Disabling mixed precsion in my own layers

Hi, after reading the docs about mixed precsion, amp_example
I’m still confused with several problems.

Let’s say if I have two networks, one is the standard resnet50 and another is a sparse conv layer.
input images are first passed through resnet50 and then sparse convs.

If I only want to use half for resnet and keep float32 for the sparse conv layer (so I don’t have to modify the code)
I only need to warp the model within the autocast function and disable it before the sparse conv layers?
like,

with autocast():
      out = resnet50(x)
      with autocast(enabled=False):
             out = sparseconv(out.float())

right?

And from my knowledge, gradients are scaled during mixed precision,
If I have to write my own backward function for sparse conv layers (warped in autocast(disabled)),
Do I still need to consider the scale?

1 Like

Your autocast example looks correct.

Yes, if you are using a GradScaler object.

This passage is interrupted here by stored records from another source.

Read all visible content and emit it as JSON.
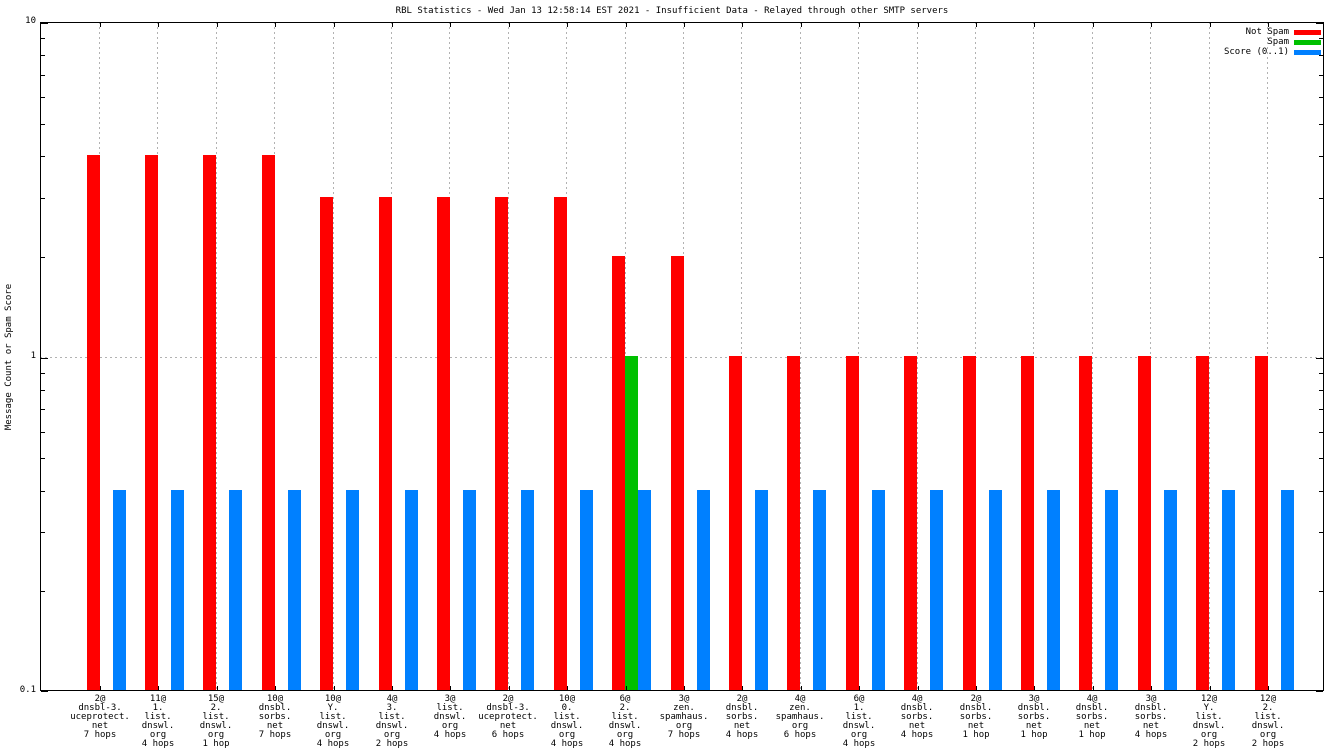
{
  "chart_data": {
    "type": "bar",
    "title": "RBL Statistics - Wed Jan 13 12:58:14 EST 2021 - Insufficient Data - Relayed through other SMTP servers",
    "ylabel": "Message Count or Spam Score",
    "yscale": "log",
    "ylim": [
      0.1,
      10
    ],
    "yticks": [
      {
        "value": 10,
        "label": "10"
      },
      {
        "value": 1,
        "label": "1"
      },
      {
        "value": 0.1,
        "label": "0.1"
      }
    ],
    "grid": {
      "horizontal_value": 1,
      "vertical_per_category": true,
      "color": "#b2b2b2",
      "style": "dashed"
    },
    "legend_position": "top-right-inside",
    "legend": [
      {
        "name": "Not Spam",
        "color": "#ff0000"
      },
      {
        "name": "Spam",
        "color": "#00c000"
      },
      {
        "name": "Score (0..1)",
        "color": "#0080ff"
      }
    ],
    "categories": [
      [
        "2@",
        "dnsbl-3.",
        "uceprotect.",
        "net",
        "7 hops"
      ],
      [
        "11@",
        "1.",
        "list.",
        "dnswl.",
        "org",
        "4 hops"
      ],
      [
        "15@",
        "2.",
        "list.",
        "dnswl.",
        "org",
        "1 hop"
      ],
      [
        "10@",
        "dnsbl.",
        "sorbs.",
        "net",
        "7 hops"
      ],
      [
        "10@",
        "Y.",
        "list.",
        "dnswl.",
        "org",
        "4 hops"
      ],
      [
        "4@",
        "3.",
        "list.",
        "dnswl.",
        "org",
        "2 hops"
      ],
      [
        "3@",
        "list.",
        "dnswl.",
        "org",
        "4 hops"
      ],
      [
        "2@",
        "dnsbl-3.",
        "uceprotect.",
        "net",
        "6 hops"
      ],
      [
        "10@",
        "0.",
        "list.",
        "dnswl.",
        "org",
        "4 hops"
      ],
      [
        "6@",
        "2.",
        "list.",
        "dnswl.",
        "org",
        "4 hops"
      ],
      [
        "3@",
        "zen.",
        "spamhaus.",
        "org",
        "7 hops"
      ],
      [
        "2@",
        "dnsbl.",
        "sorbs.",
        "net",
        "4 hops"
      ],
      [
        "4@",
        "zen.",
        "spamhaus.",
        "org",
        "6 hops"
      ],
      [
        "6@",
        "1.",
        "list.",
        "dnswl.",
        "org",
        "4 hops"
      ],
      [
        "4@",
        "dnsbl.",
        "sorbs.",
        "net",
        "4 hops"
      ],
      [
        "2@",
        "dnsbl.",
        "sorbs.",
        "net",
        "1 hop"
      ],
      [
        "3@",
        "dnsbl.",
        "sorbs.",
        "net",
        "1 hop"
      ],
      [
        "4@",
        "dnsbl.",
        "sorbs.",
        "net",
        "1 hop"
      ],
      [
        "3@",
        "dnsbl.",
        "sorbs.",
        "net",
        "4 hops"
      ],
      [
        "12@",
        "Y.",
        "list.",
        "dnswl.",
        "org",
        "2 hops"
      ],
      [
        "12@",
        "2.",
        "list.",
        "dnswl.",
        "org",
        "2 hops"
      ]
    ],
    "series": [
      {
        "name": "Not Spam",
        "color": "#ff0000",
        "values": [
          4,
          4,
          4,
          4,
          3,
          3,
          3,
          3,
          3,
          2,
          2,
          1,
          1,
          1,
          1,
          1,
          1,
          1,
          1,
          1,
          1
        ]
      },
      {
        "name": "Spam",
        "color": "#00c000",
        "values": [
          0,
          0,
          0,
          0,
          0,
          0,
          0,
          0,
          0,
          1,
          0,
          0,
          0,
          0,
          0,
          0,
          0,
          0,
          0,
          0,
          0
        ]
      },
      {
        "name": "Score (0..1)",
        "color": "#0080ff",
        "values": [
          0.4,
          0.4,
          0.4,
          0.4,
          0.4,
          0.4,
          0.4,
          0.4,
          0.4,
          0.4,
          0.4,
          0.4,
          0.4,
          0.4,
          0.4,
          0.4,
          0.4,
          0.4,
          0.4,
          0.4,
          0.4
        ]
      }
    ]
  }
}
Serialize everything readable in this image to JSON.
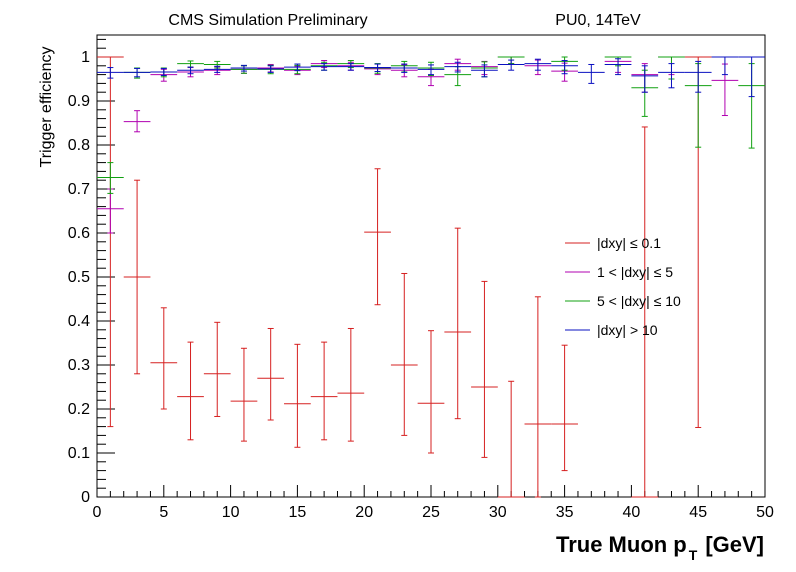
{
  "chart_data": {
    "type": "scatter",
    "title_left": "CMS Simulation Preliminary",
    "title_right": "PU0, 14TeV",
    "xlabel_main": "True Muon p",
    "xlabel_sub": "T",
    "xlabel_unit": "[GeV]",
    "ylabel": "Trigger efficiency",
    "xlim": [
      0,
      50
    ],
    "ylim": [
      0,
      1.05
    ],
    "xticks": [
      "0",
      "5",
      "10",
      "15",
      "20",
      "25",
      "30",
      "35",
      "40",
      "45",
      "50"
    ],
    "yticks": [
      "0",
      "0.1",
      "0.2",
      "0.3",
      "0.4",
      "0.5",
      "0.6",
      "0.7",
      "0.8",
      "0.9",
      "1"
    ],
    "legend_position": "center-right",
    "series": [
      {
        "name": "|dxy| ≤ 0.1",
        "color": "#d62020",
        "points": [
          {
            "x": 1,
            "y": 1.0,
            "lo": 0.16,
            "hi": 1.0
          },
          {
            "x": 3,
            "y": 0.5,
            "lo": 0.28,
            "hi": 0.72
          },
          {
            "x": 5,
            "y": 0.305,
            "lo": 0.2,
            "hi": 0.43
          },
          {
            "x": 7,
            "y": 0.228,
            "lo": 0.13,
            "hi": 0.352
          },
          {
            "x": 9,
            "y": 0.28,
            "lo": 0.183,
            "hi": 0.397
          },
          {
            "x": 11,
            "y": 0.218,
            "lo": 0.127,
            "hi": 0.338
          },
          {
            "x": 13,
            "y": 0.27,
            "lo": 0.175,
            "hi": 0.383
          },
          {
            "x": 15,
            "y": 0.212,
            "lo": 0.113,
            "hi": 0.347
          },
          {
            "x": 17,
            "y": 0.228,
            "lo": 0.13,
            "hi": 0.352
          },
          {
            "x": 19,
            "y": 0.236,
            "lo": 0.127,
            "hi": 0.383
          },
          {
            "x": 21,
            "y": 0.602,
            "lo": 0.437,
            "hi": 0.746
          },
          {
            "x": 23,
            "y": 0.3,
            "lo": 0.14,
            "hi": 0.508
          },
          {
            "x": 25,
            "y": 0.213,
            "lo": 0.1,
            "hi": 0.378
          },
          {
            "x": 27,
            "y": 0.375,
            "lo": 0.178,
            "hi": 0.611
          },
          {
            "x": 29,
            "y": 0.25,
            "lo": 0.09,
            "hi": 0.49
          },
          {
            "x": 31,
            "y": 0.0,
            "lo": 0.0,
            "hi": 0.263
          },
          {
            "x": 33,
            "y": 0.166,
            "lo": 0.0,
            "hi": 0.455
          },
          {
            "x": 35,
            "y": 0.166,
            "lo": 0.06,
            "hi": 0.345
          },
          {
            "x": 41,
            "y": 0.0,
            "lo": 0.0,
            "hi": 0.841
          },
          {
            "x": 45,
            "y": 1.0,
            "lo": 0.158,
            "hi": 1.0
          }
        ]
      },
      {
        "name": "1 < |dxy| ≤ 5",
        "color": "#b000b0",
        "points": [
          {
            "x": 1,
            "y": 0.655,
            "lo": 0.6,
            "hi": 0.7
          },
          {
            "x": 3,
            "y": 0.853,
            "lo": 0.83,
            "hi": 0.878
          },
          {
            "x": 5,
            "y": 0.96,
            "lo": 0.945,
            "hi": 0.972
          },
          {
            "x": 7,
            "y": 0.966,
            "lo": 0.955,
            "hi": 0.976
          },
          {
            "x": 9,
            "y": 0.97,
            "lo": 0.96,
            "hi": 0.978
          },
          {
            "x": 11,
            "y": 0.972,
            "lo": 0.963,
            "hi": 0.98
          },
          {
            "x": 13,
            "y": 0.975,
            "lo": 0.966,
            "hi": 0.983
          },
          {
            "x": 15,
            "y": 0.97,
            "lo": 0.96,
            "hi": 0.979
          },
          {
            "x": 17,
            "y": 0.985,
            "lo": 0.976,
            "hi": 0.992
          },
          {
            "x": 19,
            "y": 0.98,
            "lo": 0.97,
            "hi": 0.988
          },
          {
            "x": 21,
            "y": 0.973,
            "lo": 0.96,
            "hi": 0.984
          },
          {
            "x": 23,
            "y": 0.97,
            "lo": 0.955,
            "hi": 0.982
          },
          {
            "x": 25,
            "y": 0.955,
            "lo": 0.935,
            "hi": 0.972
          },
          {
            "x": 27,
            "y": 0.985,
            "lo": 0.97,
            "hi": 0.995
          },
          {
            "x": 29,
            "y": 0.978,
            "lo": 0.96,
            "hi": 0.99
          },
          {
            "x": 31,
            "y": 1.0,
            "lo": 0.985,
            "hi": 1.0
          },
          {
            "x": 33,
            "y": 0.98,
            "lo": 0.96,
            "hi": 0.993
          },
          {
            "x": 35,
            "y": 0.968,
            "lo": 0.945,
            "hi": 0.986
          },
          {
            "x": 39,
            "y": 0.99,
            "lo": 0.965,
            "hi": 1.0
          },
          {
            "x": 41,
            "y": 0.96,
            "lo": 0.92,
            "hi": 0.985
          },
          {
            "x": 43,
            "y": 1.0,
            "lo": 0.96,
            "hi": 1.0
          },
          {
            "x": 47,
            "y": 0.947,
            "lo": 0.867,
            "hi": 0.984
          }
        ]
      },
      {
        "name": "5 < |dxy| ≤ 10",
        "color": "#10a010",
        "points": [
          {
            "x": 1,
            "y": 0.726,
            "lo": 0.69,
            "hi": 0.76
          },
          {
            "x": 3,
            "y": 0.965,
            "lo": 0.952,
            "hi": 0.975
          },
          {
            "x": 5,
            "y": 0.966,
            "lo": 0.955,
            "hi": 0.975
          },
          {
            "x": 7,
            "y": 0.985,
            "lo": 0.977,
            "hi": 0.991
          },
          {
            "x": 9,
            "y": 0.983,
            "lo": 0.975,
            "hi": 0.99
          },
          {
            "x": 11,
            "y": 0.972,
            "lo": 0.963,
            "hi": 0.98
          },
          {
            "x": 13,
            "y": 0.972,
            "lo": 0.962,
            "hi": 0.981
          },
          {
            "x": 15,
            "y": 0.972,
            "lo": 0.962,
            "hi": 0.981
          },
          {
            "x": 17,
            "y": 0.98,
            "lo": 0.97,
            "hi": 0.988
          },
          {
            "x": 19,
            "y": 0.985,
            "lo": 0.976,
            "hi": 0.992
          },
          {
            "x": 21,
            "y": 0.975,
            "lo": 0.963,
            "hi": 0.985
          },
          {
            "x": 23,
            "y": 0.98,
            "lo": 0.966,
            "hi": 0.99
          },
          {
            "x": 25,
            "y": 0.975,
            "lo": 0.958,
            "hi": 0.988
          },
          {
            "x": 27,
            "y": 0.96,
            "lo": 0.935,
            "hi": 0.978
          },
          {
            "x": 29,
            "y": 0.975,
            "lo": 0.955,
            "hi": 0.989
          },
          {
            "x": 31,
            "y": 1.0,
            "lo": 0.985,
            "hi": 1.0
          },
          {
            "x": 35,
            "y": 0.99,
            "lo": 0.97,
            "hi": 1.0
          },
          {
            "x": 39,
            "y": 1.0,
            "lo": 0.98,
            "hi": 1.0
          },
          {
            "x": 41,
            "y": 0.93,
            "lo": 0.865,
            "hi": 0.97
          },
          {
            "x": 43,
            "y": 1.0,
            "lo": 0.95,
            "hi": 1.0
          },
          {
            "x": 45,
            "y": 0.935,
            "lo": 0.795,
            "hi": 0.985
          },
          {
            "x": 49,
            "y": 0.935,
            "lo": 0.793,
            "hi": 0.985
          }
        ]
      },
      {
        "name": "|dxy| > 10",
        "color": "#0a10c0",
        "points": [
          {
            "x": 1,
            "y": 0.965,
            "lo": 0.952,
            "hi": 0.976
          },
          {
            "x": 3,
            "y": 0.965,
            "lo": 0.955,
            "hi": 0.974
          },
          {
            "x": 5,
            "y": 0.966,
            "lo": 0.958,
            "hi": 0.974
          },
          {
            "x": 7,
            "y": 0.97,
            "lo": 0.962,
            "hi": 0.977
          },
          {
            "x": 9,
            "y": 0.972,
            "lo": 0.965,
            "hi": 0.979
          },
          {
            "x": 11,
            "y": 0.975,
            "lo": 0.968,
            "hi": 0.981
          },
          {
            "x": 13,
            "y": 0.973,
            "lo": 0.965,
            "hi": 0.98
          },
          {
            "x": 15,
            "y": 0.977,
            "lo": 0.969,
            "hi": 0.984
          },
          {
            "x": 17,
            "y": 0.978,
            "lo": 0.97,
            "hi": 0.985
          },
          {
            "x": 19,
            "y": 0.978,
            "lo": 0.97,
            "hi": 0.985
          },
          {
            "x": 21,
            "y": 0.976,
            "lo": 0.967,
            "hi": 0.984
          },
          {
            "x": 23,
            "y": 0.975,
            "lo": 0.965,
            "hi": 0.984
          },
          {
            "x": 25,
            "y": 0.972,
            "lo": 0.96,
            "hi": 0.982
          },
          {
            "x": 27,
            "y": 0.978,
            "lo": 0.966,
            "hi": 0.988
          },
          {
            "x": 29,
            "y": 0.97,
            "lo": 0.955,
            "hi": 0.982
          },
          {
            "x": 31,
            "y": 0.983,
            "lo": 0.97,
            "hi": 0.993
          },
          {
            "x": 33,
            "y": 0.985,
            "lo": 0.97,
            "hi": 0.995
          },
          {
            "x": 35,
            "y": 0.98,
            "lo": 0.962,
            "hi": 0.992
          },
          {
            "x": 37,
            "y": 0.965,
            "lo": 0.94,
            "hi": 0.983
          },
          {
            "x": 39,
            "y": 0.983,
            "lo": 0.96,
            "hi": 0.996
          },
          {
            "x": 41,
            "y": 0.957,
            "lo": 0.92,
            "hi": 0.98
          },
          {
            "x": 43,
            "y": 0.965,
            "lo": 0.93,
            "hi": 0.985
          },
          {
            "x": 45,
            "y": 0.965,
            "lo": 0.92,
            "hi": 0.99
          },
          {
            "x": 47,
            "y": 1.0,
            "lo": 0.96,
            "hi": 1.0
          },
          {
            "x": 49,
            "y": 1.0,
            "lo": 0.91,
            "hi": 1.0
          }
        ]
      }
    ]
  }
}
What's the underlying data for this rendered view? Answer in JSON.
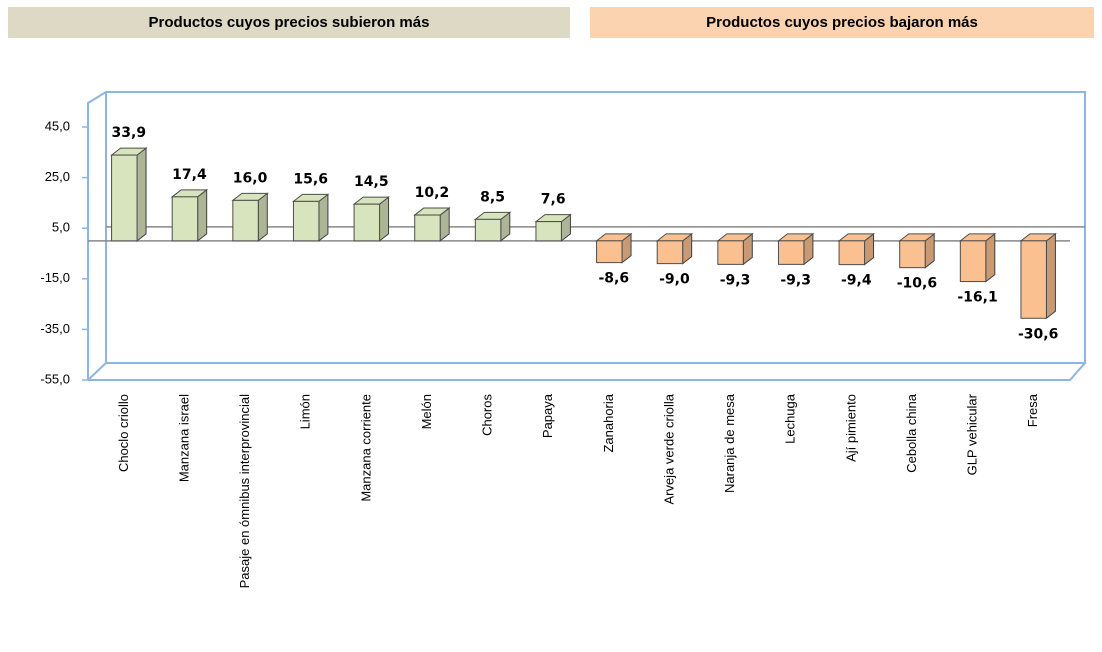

No, gradient scaling and auto casting are working together but are independent from each other.
You don’t need to explicitly implement gradient scaling for the custom layer.

2 Likes

Imagine we have an nn.Sequential model with a specific layer type that should not be autocasted. Is there a way to “wrap” that layer so that it is ignored by the autocast?

If you are using custom modules, you could use the @autocast decorator on the forward method and disable it. On the other hand, if you are using built-in modules, you could wrap them in a custom class and disable autocast in the same way.
Alternatively you could also split the nn.Sequential container and just decorate the parts with autocast, which should use it.

1 Like